Мне нравилась та тишина, в которой я иногда оказывался в Иерусалиме. Я ходил по улицам, где Иосиф и Мария несли в храм младенца Иисуса, чтобы представить его Господу, а фоном моих мысленных картин на библейские темы служили зубчатые стены, возведенные крестоносцами или мамлюками. Рано утром я в одиночестве бродил по переулкам, почти не изменившимся за две тысячи лет. Иногда иорданские гиды комментировали для нас страницы Библии. Тогда еще археологи не установили, что Via Dolorosaвовсе не настоящая Via Dolorosa [10]. Лавочники-мусульмане продавали четки и «кресты Иисуса». В подвале одного монастыря, а монастырей в Иерусалиме множество, мне показали плиты двора, где Иисус ожидал своей неминуемой участи, в то время как римские солдаты, охранявшие его, играли в кости: в «доказательство» подлинности продемонстрировали расчерченный клетками каменный пол.

Я не забыл ничего: ни мечетей, ни Масличной горы. Мы попали в Вифлеем на рождественскую службу. В церкви стояла плотная — плечо к плечу — толпа, привлеченная сюда скорее любопытством, чем высоким религиозным чувством. При возношении Даров иорданские солдаты взяли на караул. В пестрой компании собравшихся они показались нам наиболее духовно углубленными.

Как должен был чувствовать себя Савл перед стенами Иерусалима? От юноши, стремящегося жить по заповедям, пропитанного историей Израиля, именами и деяниями пророков, царей, героев еврейского народа, стоило ожидать, что он зарыдает, рухнув на колени.
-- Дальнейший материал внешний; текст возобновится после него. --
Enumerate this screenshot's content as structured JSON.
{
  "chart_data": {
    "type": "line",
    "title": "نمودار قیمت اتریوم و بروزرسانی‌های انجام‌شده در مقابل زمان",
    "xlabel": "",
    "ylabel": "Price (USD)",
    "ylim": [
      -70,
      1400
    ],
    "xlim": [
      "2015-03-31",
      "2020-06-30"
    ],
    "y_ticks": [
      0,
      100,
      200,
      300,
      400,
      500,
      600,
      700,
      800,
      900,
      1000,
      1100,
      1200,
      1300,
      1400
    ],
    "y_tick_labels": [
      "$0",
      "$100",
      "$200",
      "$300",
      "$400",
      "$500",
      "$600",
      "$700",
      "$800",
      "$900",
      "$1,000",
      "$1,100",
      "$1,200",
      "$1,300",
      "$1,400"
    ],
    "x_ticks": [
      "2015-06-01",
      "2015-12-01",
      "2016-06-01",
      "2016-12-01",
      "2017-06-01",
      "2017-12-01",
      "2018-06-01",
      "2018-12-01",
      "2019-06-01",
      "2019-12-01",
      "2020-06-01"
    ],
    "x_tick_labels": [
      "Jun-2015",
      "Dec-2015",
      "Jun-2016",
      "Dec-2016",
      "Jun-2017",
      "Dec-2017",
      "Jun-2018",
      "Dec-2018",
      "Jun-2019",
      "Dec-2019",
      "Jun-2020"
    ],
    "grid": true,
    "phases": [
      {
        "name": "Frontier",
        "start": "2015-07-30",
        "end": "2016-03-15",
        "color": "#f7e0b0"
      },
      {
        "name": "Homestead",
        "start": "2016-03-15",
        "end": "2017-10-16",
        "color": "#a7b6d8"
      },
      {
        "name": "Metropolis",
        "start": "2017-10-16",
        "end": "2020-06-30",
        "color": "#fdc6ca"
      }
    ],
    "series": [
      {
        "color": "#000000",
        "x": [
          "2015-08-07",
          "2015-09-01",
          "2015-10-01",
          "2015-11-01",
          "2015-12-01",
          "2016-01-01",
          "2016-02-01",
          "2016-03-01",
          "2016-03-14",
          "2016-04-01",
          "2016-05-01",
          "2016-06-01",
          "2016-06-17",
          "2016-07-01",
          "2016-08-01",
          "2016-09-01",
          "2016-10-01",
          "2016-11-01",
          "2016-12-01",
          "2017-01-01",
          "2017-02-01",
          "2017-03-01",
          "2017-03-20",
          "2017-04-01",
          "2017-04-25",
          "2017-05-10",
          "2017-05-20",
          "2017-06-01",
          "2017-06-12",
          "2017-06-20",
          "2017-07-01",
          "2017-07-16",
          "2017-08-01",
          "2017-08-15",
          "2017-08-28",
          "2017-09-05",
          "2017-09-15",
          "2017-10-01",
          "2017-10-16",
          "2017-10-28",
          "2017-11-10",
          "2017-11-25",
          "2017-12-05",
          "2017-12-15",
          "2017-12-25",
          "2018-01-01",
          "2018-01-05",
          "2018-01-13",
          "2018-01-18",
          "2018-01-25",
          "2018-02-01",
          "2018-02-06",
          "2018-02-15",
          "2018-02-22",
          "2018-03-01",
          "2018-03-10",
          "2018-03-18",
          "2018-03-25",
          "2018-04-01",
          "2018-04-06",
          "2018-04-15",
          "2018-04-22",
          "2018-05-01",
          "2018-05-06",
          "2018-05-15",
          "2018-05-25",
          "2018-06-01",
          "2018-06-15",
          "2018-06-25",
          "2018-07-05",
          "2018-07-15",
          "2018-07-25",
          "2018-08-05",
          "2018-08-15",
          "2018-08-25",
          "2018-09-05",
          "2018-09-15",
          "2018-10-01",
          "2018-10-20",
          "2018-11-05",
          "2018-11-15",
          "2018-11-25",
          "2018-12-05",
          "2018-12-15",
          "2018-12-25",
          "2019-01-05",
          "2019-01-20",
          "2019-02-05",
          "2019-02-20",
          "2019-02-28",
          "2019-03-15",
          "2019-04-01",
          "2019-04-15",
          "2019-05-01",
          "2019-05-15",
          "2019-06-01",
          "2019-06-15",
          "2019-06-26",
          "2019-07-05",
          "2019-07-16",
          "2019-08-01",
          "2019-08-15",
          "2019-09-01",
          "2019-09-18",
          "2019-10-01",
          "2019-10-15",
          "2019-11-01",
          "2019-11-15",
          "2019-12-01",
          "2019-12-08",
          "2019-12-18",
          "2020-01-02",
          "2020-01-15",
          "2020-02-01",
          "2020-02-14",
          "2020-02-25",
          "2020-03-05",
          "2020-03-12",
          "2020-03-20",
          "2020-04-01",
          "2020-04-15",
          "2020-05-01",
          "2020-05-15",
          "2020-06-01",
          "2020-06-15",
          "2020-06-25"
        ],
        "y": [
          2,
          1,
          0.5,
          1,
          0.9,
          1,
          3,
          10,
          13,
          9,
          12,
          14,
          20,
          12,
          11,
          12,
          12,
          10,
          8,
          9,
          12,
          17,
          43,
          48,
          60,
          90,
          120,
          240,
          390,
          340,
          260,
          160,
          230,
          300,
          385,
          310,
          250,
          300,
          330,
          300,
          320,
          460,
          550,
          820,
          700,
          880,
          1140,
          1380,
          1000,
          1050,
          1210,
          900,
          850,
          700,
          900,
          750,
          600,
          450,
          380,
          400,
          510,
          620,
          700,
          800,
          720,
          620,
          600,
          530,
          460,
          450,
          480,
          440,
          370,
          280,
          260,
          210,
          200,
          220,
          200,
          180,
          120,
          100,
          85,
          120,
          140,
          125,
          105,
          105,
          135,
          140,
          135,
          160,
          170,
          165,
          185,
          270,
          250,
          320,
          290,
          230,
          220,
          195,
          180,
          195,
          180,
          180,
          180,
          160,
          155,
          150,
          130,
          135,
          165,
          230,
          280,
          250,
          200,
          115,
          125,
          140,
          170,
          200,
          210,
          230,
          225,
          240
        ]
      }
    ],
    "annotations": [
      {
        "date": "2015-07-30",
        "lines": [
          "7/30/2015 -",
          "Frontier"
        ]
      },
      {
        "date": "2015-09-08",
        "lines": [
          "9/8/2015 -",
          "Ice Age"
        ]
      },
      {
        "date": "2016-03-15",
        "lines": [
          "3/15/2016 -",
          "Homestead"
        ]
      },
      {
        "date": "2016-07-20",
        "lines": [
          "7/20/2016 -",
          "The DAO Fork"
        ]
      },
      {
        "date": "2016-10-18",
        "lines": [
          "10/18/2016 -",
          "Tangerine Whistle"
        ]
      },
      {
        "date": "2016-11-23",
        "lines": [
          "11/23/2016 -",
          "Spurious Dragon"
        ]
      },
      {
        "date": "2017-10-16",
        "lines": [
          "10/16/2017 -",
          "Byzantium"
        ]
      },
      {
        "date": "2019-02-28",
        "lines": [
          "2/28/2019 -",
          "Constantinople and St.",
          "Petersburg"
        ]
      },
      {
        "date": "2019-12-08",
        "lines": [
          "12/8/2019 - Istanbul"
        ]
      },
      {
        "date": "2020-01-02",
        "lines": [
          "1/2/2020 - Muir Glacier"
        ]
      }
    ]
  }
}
Пожалуй, я нарисовал слишком романтическую картину, а Савл из Тарса сентиментальным никогда не был.

О граде Давидовом неустанно твердили исполненные гордости раввины: «Кто не видел Иерусалим, не знает, что такое прекрасный город». Презрительное замечание Цицерона: «Иерусалим всего лишь деревушка» — свидетельствами современников не подтверждается. Ирод Великий построил в городе не только водовод, крайне нужный для Иерусалима, но и крепость Антонию, мощные башни которой вздымались над эспланадой храма. Построил он и царский дворец, вокруг которого в верхнем городе теснились дома богатых людей и гетер, башни Мариам, Гиппика и Фараэля. Весь этот неприступный город, в том числе и окружавшая его стена длиной в четыре с половиной километра, был полностью выстроен из желто-белого камня, добываемого на окрестных холмах.

вернуться

10

Дорога скорби (лат.) — путь, которым Иисус, по преданию, шел на Голгофу. (Прим. пер.)